Recipe books can be executed with the run_experiment
script:
python3 scripts/run_experiment.py <recipe path>
The --redirect_stdout
and --redirect_stderr
flags can be used to enable redirection of standard out and standard error respectively to a file (saved in the experiments/output
directory).
Additionally, the start delay can be customized with the --start-delay
flag (defaults to 45 seconds).
Executing a recipe book will sequentially execute all recipes (in order as specified) and for each recipe sequentially execute all combinations of values (in order as specified).
The loop structure is workload
-> mechanism
-> num_apps
, from outermost to innermost.
Results with the SessionIDs (needed for visualization/analysis) of each run will be saved in the experiments/results
folder under the name of the recipe book and identified by the start time of the recipe.
Here are some commands and tools that may be handy when working with ShareBench.
Run a command as background process (useful for running longer experiments):
nohup <command> &
The started process will not be terminated even if the shell session exits.

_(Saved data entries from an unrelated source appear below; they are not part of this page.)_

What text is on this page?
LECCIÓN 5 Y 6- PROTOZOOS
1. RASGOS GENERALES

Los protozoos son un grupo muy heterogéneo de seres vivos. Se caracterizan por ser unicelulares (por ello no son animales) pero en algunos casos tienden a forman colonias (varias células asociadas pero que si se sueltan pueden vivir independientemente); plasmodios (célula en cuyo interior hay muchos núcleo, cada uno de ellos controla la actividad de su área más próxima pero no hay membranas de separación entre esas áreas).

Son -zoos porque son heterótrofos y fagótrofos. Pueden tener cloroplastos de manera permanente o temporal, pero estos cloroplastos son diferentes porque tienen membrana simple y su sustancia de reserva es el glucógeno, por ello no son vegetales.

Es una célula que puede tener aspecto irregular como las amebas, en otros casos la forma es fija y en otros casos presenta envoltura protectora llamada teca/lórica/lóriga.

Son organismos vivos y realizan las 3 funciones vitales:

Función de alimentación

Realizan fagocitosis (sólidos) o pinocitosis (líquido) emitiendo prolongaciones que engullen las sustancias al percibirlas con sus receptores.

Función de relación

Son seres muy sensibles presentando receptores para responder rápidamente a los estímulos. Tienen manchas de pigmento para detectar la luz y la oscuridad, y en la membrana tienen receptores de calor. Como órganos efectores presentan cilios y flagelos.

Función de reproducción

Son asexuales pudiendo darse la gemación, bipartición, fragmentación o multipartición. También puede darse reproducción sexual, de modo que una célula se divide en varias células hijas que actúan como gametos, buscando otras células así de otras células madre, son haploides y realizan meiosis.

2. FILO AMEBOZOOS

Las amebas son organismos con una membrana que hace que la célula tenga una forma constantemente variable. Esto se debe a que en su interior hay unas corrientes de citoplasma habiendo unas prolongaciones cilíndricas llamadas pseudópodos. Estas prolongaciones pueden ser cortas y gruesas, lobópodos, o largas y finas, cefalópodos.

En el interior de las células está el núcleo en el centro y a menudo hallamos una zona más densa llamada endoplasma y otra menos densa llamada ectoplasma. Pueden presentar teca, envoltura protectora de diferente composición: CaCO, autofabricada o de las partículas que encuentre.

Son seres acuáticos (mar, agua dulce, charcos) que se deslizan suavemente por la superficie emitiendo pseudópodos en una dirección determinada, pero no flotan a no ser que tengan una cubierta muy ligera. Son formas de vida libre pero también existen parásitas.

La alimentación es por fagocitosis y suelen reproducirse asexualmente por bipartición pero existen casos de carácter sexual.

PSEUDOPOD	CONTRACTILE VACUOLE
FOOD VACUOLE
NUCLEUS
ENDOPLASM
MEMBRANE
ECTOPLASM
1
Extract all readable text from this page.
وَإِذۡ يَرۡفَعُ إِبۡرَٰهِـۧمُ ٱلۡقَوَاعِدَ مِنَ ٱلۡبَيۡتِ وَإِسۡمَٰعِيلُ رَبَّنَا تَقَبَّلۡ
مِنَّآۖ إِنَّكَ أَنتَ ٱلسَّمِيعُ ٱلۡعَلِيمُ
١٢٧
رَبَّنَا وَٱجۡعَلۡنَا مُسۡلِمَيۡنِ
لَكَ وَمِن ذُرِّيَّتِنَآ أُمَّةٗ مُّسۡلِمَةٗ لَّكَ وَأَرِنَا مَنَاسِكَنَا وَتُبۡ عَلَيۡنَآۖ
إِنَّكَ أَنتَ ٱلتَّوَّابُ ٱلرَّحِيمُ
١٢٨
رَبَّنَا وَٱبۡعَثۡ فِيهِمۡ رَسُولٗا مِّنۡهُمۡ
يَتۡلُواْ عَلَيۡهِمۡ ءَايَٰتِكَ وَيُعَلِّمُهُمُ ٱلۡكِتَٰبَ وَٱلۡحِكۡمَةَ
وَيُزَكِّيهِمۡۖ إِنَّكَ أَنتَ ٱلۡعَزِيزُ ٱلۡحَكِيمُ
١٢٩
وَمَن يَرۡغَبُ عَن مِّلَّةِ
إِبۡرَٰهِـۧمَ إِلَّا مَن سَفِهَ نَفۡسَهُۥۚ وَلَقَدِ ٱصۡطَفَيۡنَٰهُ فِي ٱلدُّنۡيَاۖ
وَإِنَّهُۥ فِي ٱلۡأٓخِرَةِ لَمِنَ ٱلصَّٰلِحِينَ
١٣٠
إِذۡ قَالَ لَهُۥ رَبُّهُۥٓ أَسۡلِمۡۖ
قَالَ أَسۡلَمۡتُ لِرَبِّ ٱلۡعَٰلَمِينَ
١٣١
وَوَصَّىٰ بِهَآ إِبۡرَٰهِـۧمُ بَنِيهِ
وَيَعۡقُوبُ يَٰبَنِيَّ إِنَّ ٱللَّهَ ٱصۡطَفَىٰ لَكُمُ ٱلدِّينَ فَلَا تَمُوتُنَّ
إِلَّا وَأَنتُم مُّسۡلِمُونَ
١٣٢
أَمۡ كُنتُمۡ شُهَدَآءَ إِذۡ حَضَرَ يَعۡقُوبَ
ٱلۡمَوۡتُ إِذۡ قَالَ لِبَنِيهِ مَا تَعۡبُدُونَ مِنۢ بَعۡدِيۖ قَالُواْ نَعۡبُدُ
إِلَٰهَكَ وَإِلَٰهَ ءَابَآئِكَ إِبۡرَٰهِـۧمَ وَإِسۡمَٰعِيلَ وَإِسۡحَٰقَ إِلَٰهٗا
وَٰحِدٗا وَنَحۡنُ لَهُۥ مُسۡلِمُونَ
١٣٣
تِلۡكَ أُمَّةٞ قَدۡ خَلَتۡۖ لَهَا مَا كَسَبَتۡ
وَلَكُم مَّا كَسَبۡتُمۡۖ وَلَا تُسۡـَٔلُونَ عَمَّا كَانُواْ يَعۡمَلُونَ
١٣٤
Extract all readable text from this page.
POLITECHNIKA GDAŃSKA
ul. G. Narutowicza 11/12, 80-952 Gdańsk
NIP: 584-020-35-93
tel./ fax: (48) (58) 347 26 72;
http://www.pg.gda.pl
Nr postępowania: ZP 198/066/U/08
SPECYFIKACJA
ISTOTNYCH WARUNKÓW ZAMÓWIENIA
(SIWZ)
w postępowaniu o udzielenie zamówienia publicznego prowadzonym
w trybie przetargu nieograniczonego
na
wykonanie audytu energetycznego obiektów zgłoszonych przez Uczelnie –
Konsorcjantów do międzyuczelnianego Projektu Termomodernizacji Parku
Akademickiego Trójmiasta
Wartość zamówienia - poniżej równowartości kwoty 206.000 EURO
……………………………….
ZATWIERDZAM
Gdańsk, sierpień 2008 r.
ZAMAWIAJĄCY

All output will be written to a nohup.out
file.
Get logs of most recent Spark Driver:
kubectl logs $(kubectl get pods -A --sort-by=.metadata.creationTimestamp | grep driver | tail -n 1 | awk '{print $2}') -n $(kubectl get pods -A --sort-by=.metadata.creationTimestamp | grep driver | tail -n 1 | awk '{print $1}')
Get logs of most recent Spark Driver but filter for all lines that don't start with a timestamp:
kubectl logs $(kubectl get pods -A --sort-by=.metadata.creationTimestamp | grep driver | tail -n 1 | awk '{print $2}') -n $(kubectl get pods -A --sort-by=.metadata.creationTimestamp | grep driver | tail -n 1 | awk '{print $1}') --follow | grep -v "^[0-9]\{2\}/[0-9]\{2\}/[0-9]\{2\} [0-9]\{2\}:[0-9]\{2\}:[0-9]\{2\}"
Append --follow
to either of the commands keep the log open.